Some of the 90-day animals were kept for a 23-day clearance period. Equal numbers of controls were also removed at the same time.

In Series II (high dose), exposed rats and controls were removed at 90 and 180 days for analysis.
Positive control:
no positive control used
Observations and examinations performed and frequency:
CAGE SIDE OBSERVATIONS: Yes, but no further details given

BODY WEIGHT: Yes
- Time schedule for examinations: at the beginning of the study and termination after 7, 50, 90 or 180 days.

LUNG BURDEN MEASUREMENTS:
Lungs were digested for analysis of aluminium content by atomic absorption spectroscopy

CALCULATION OF DEPOSITED FRACTION IN LUNG:
The total volumes of air inhaled during the exposure periods were multiplied by the appropriate average fly ash concentrations to yield the total mass of inhaled fly ash.
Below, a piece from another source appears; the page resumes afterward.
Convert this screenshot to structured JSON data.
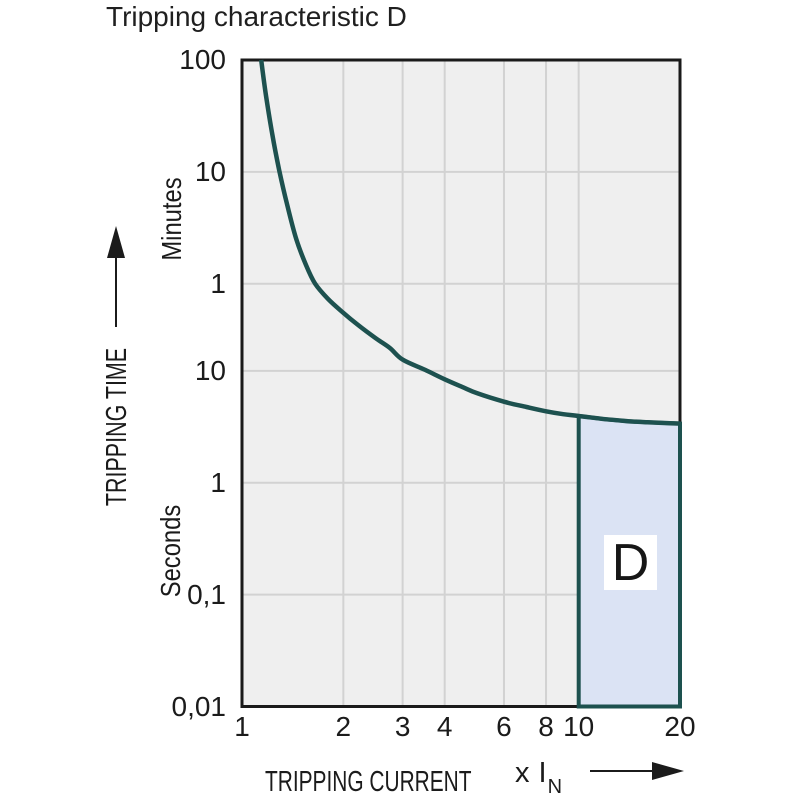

BIOCHEMICAL LUNG EVALUATIONS:
DNA, RNA and protein contents of homogenized lungs were determined.
Tracheal tissue culture techniques were used for determinations of mucus glycoprotein synthesis and secretion rates.

CELLULAR STUDIES:
Pulmonary alveolar macrophages and haematopoietic progenitor cell kinetics were analyzed.


Sacrifice and pathology:
PATHOLOGY:
Series I: 9, each of exposed and control rats were evaluated morphologically at 7, 50 and 90 days of exposure
Series II: 9, each of exposed and control rats were evaluated morphologically at 90 and 180 days of exposure

GROSS PATHOLOGY:
Lungs were collected, thoracic viscera were removed, the trachea was cannulated and the lungs were fixed by airway perfusion with Karnovsky's fixative, lung volumes were determined.

HISTOPATHOLOGY:
Lungs were analyzed by light microscopy (LM) and scanning electron microscopy (SEM).
Because intratracheal instillation of fixative might translocate either free inhaled particles or phagocytized particles, some of the animals were rapidly frozen for LM and SEM analyses.
Clinical signs:
no effects observed
Description (incidence and severity):
No clinical signs of toxicity were observed in the animals of both dose groups.
Mortality:
no mortality observed
Description (incidence):
No mortalities occured.
Body weight and weight changes:
no effects observed
Description (incidence and severity):
No gross effects on rat body weight were observed.
Food consumption and compound intake (if feeding study):
not examined
Food efficiency:
not examined
Water consumption and compound intake (if drinking water study):
not examined
Ophthalmological findings:
not examined
Haematological findings:
not examined
Clinical biochemistry findings:
not examined
Urinalysis findings:
not examined
Behaviour (functional findings):
not examined
Immunological findings:
not examined
Organ weight findings including organ / body weight ratios:
not examined
Gross pathological findings:
effects observed, non-treatment-related
Description (incidence and severity):
A small, but significant, increase in lung water content was observed after 7 days of exposure suggesting the presence of a mild oedema in these acutely exposed rats; longer periods of exposure did not seem to be associated with continued increased levels of lung water.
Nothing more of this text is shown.